Soaring cliffs, their pink-to-red faces patch-worked with greenery, rise on either side of a resort rich in Georgian and Regency architecture. Gothic and bow windows, elegant porches, elaborate wrought-iron balconies and stately columns decorate the house-fronts along the Esplanade between the foot of Peak Hill and the mouth of the River Sid.
The Duke and Duchess of Kent moved to the town in 1819 with their daughter, the future Queen Victoria, to escape their creditors. Their home is now the Royal Glen Hotel. In 1867 the queen presented a window commemorating her rather to the church of St Nicholas and St Giles.
Sidmouth’s days as a port ended when silt and shingle made the Sid unsuitable for navigation, but small fishing boats still use the beach near the river mouth and are hauled ashore with winches. The shingle beach, which shelves steeply, gives way to some sand as the tide falls. Attractions for the holidaymaker include a museum, boat trips, a sports centre and a sailing club.
A 15 minute walk from the hamlet of Weston, where there is a small parking area, leads through trees and over fields to this secluded beach. A stream races down the grassy ravine of Weston Combe before filtering into the sea through a long beach of smooth shingle. The shore is overlooked by high cliffs where bramble thickets alternate with expanses of naked rock.

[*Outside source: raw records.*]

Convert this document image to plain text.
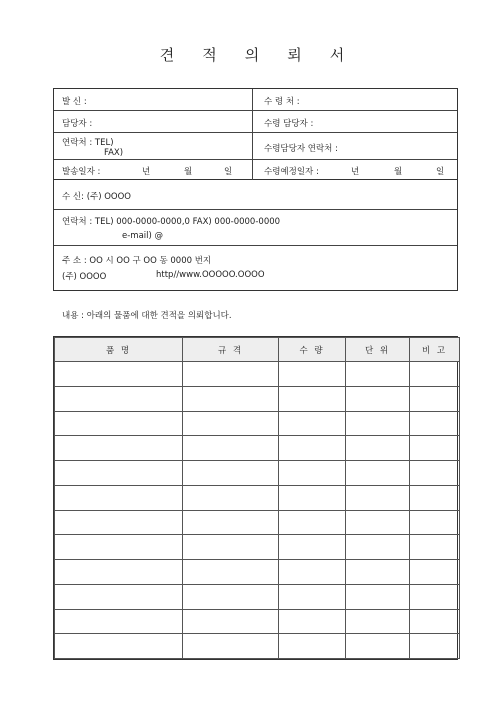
견 적 의 뢰 서
발 신 :	수 령 처 :
담당자 :	수령 담당자 :
연락처 : TEL)
FAX)	수령담당자 연락처 :
발송일자 :	년	월	일	수령예정일자 :	년	월	일
수 신: (주) OOOO
연락처 : TEL) 000-0000-0000,0 FAX) 000-0000-0000
e-mail) @
주 소 : OO 시 OO 구 OO 동 0000 번지
(주) OOOO	http//www.OOOOO.OOOO
내용 : 아래의 물품에 대한 견적을 의뢰합니다.
품 명	규 격	수 량	단 위	비 고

This part of the coast is pitted with caves, many of which were once used by smugglers to hide brandy, tobacco and other contraband. Slade House Farm, between Weston and the A3052, is a donkey sanctuary which the public can visit. It provides a link with the days when donkeys carried farm produce from clifftop fields to local markets.

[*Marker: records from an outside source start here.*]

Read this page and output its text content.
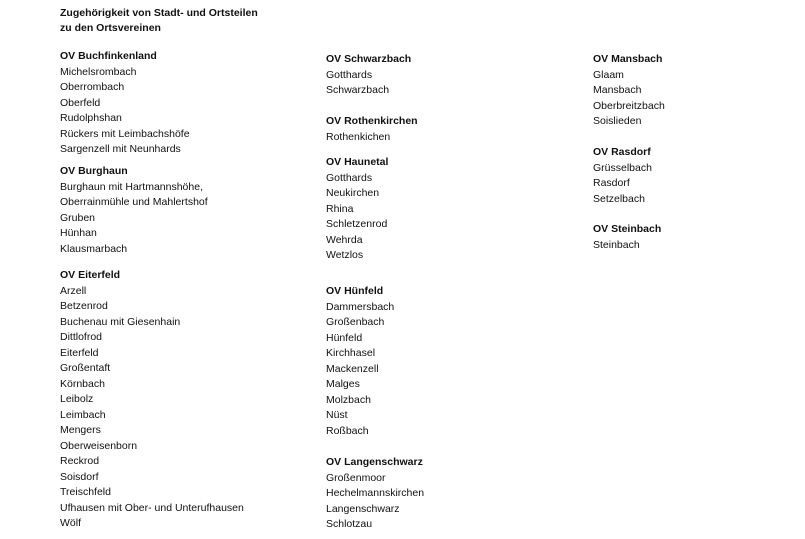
Zugehörigkeit von Stadt- und Ortsteilen
zu den Ortsvereinen
OV Buchfinkenland
Michelsrombach
Oberrombach
Oberfeld
Rudolphshan
Rückers mit Leimbachshöfe
Sargenzell mit Neunhards
OV Burghaun
Burghaun mit Hartmannshöhe,
Oberrainmühle und Mahlertshof
Gruben
Hünhan
Klausmarbach
OV Eiterfeld
Arzell
Betzenrod
Buchenau mit Giesenhain
Dittlofrod
Eiterfeld
Großentaft
Körnbach
Leibolz
Leimbach
Mengers
Oberweisenborn
Reckrod
Soisdorf
Treischfeld
Ufhausen mit Ober- und Unterufhausen
Wölf
OV Schwarzbach
Gotthards
Schwarzbach
OV Rothenkirchen
Rothenkichen
OV Haunetal
Gotthards
Neukirchen
Rhina
Schletzenrod
Wehrda
Wetzlos
OV Hünfeld
Dammersbach
Großenbach
Hünfeld
Kirchhasel
Mackenzell
Malges
Molzbach
Nüst
Roßbach
OV Langenschwarz
Großenmoor
Hechelmannskirchen
Langenschwarz
Schlotzau
OV Mansbach
Glaam
Mansbach
Oberbreitzbach
Soislieden
OV Rasdorf
Grüsselbach
Rasdorf
Setzelbach
OV Steinbach
Steinbach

A terrace of former coastguard cottages and a thatched cafe overlook Branscombe’s beach of small pebbles, owned by the National Trust, at the mouth of a wide, picturesque valley. The clifftop walk to Beer Head – the most southerly chalk headland in England – runs along Hooken Cliffs, the scene of a huge landslide in 1790. Ten acres of land slipped about 250 ft during a March night.
Branscombe itself is an attractive village, with a thatched smithy dating from Norman times. Its church, dedicated to St Winifred, dates from the 12th century and has a three-decker pulpit – one of only two in Devon -and the remains of a 15th-century mural depicting a devil spearing adulterers. The road leading from the village square to the beach passes Great Seaside Farm, which dates back to the 14th century.

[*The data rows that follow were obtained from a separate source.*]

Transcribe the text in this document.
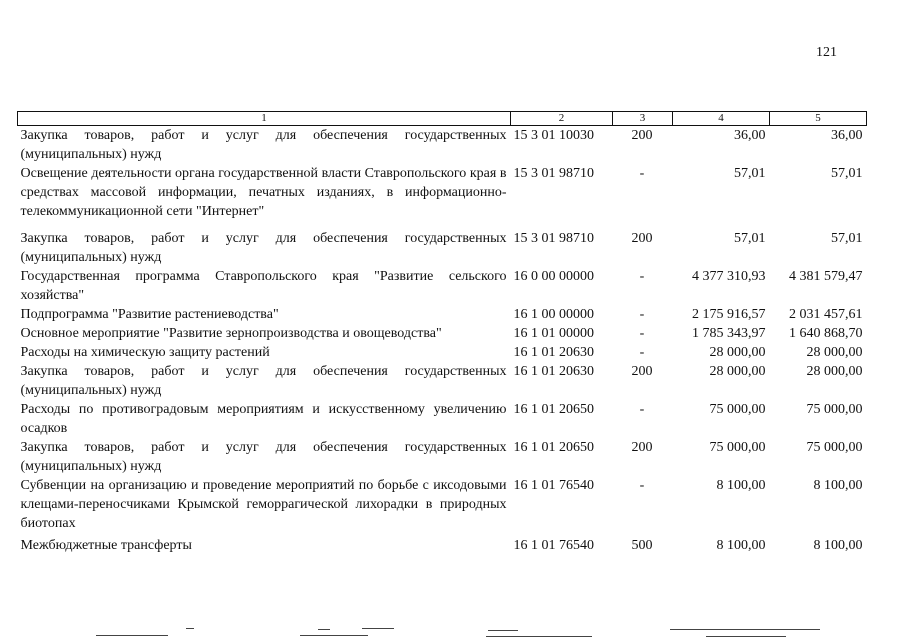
121
1	2	3	4	5
Закупка товаров, работ и услуг для обеспечения государственных (муниципальных) нужд	15 3 01 10030	200	36,00	36,00
Освещение деятельности органа государственной власти Ставропольского края в средствах массовой информации, печатных изданиях, в информационно-телекоммуникационной сети "Интернет"	15 3 01 98710	-	57,01	57,01
Закупка товаров, работ и услуг для обеспечения государственных (муниципальных) нужд	15 3 01 98710	200	57,01	57,01
Государственная программа Ставропольского края "Развитие сельского хозяйства"	16 0 00 00000	-	4 377 310,93	4 381 579,47
Подпрограмма "Развитие растениеводства"	16 1 00 00000	-	2 175 916,57	2 031 457,61
Основное мероприятие "Развитие зернопроизводства и овощеводства"	16 1 01 00000	-	1 785 343,97	1 640 868,70
Расходы на химическую защиту растений	16 1 01 20630	-	28 000,00	28 000,00
Закупка товаров, работ и услуг для обеспечения государственных (муниципальных) нужд	16 1 01 20630	200	28 000,00	28 000,00
Расходы по противоградовым мероприятиям и искусственному увеличению осадков	16 1 01 20650	-	75 000,00	75 000,00
Закупка товаров, работ и услуг для обеспечения государственных (муниципальных) нужд	16 1 01 20650	200	75 000,00	75 000,00
Субвенции на организацию и проведение мероприятий по борьбе с иксодовыми клещами-переносчиками Крымской геморрагической лихорадки в природных биотопах	16 1 01 76540	-	8 100,00	8 100,00
Межбюджетные трансферты	16 1 01 76540	500	8 100,00	8 100,00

Jack Rattenbury, one of Devon’s most celebrated smugglers, was a native of this charming village where contraband was landed until well into the 19th century. Rattenbury defied the excisemen for nearly 50 years, later publishing his Memoirs of a Smuggler in 1837 after ‘retiring’ to become a law-abiding fisherman.
Beer’s main street, alongside a trickling stream, slopes down to a shingle beach sheltered by high cliffs of crumbling chalk which sweep southwards to Beer Head. It is still a fishing village, despite lacking harbour, and small boats land crabs and lobsters. Lace-making used to be another Beer industry; in 1839 Beer supplied lace trimmings worth £1,000 for Queen Victoria’s wedding dress.
Attractions include a model railway exhibition and miniature railway. Rowing boats and motor boats can be hired, and a regatta is held in August.
Seaton’s beach of shingle and pebbles is bordered by a long sea-wall built in 1980 after an exceptionally violent storm caused serious flooding. The town, mostly Victorian and Edwardian in character, lies at the mouth of the River Axe, where there are dangerous currents. It is flanked to the west by pale chalk cliffs, sheltering a beach of sand and shingle at Seaton Hole, and to the east by darker sandstone heights. There is a small harbour at the mouth of the river, below the point where it is crossed by a concrete bridge, built in 1877 and one of the first of its type in Britain.
An electric tramway runs inland from Seaton to Colyford and Colyton. It is said to be the only one in the world where tramcars with open upper decks are still used on a regular commercial basis. Other attractions of Seaton include a boating pool and a sailing club. Volunteer lifeguards patrol the beach on most weekends in summer.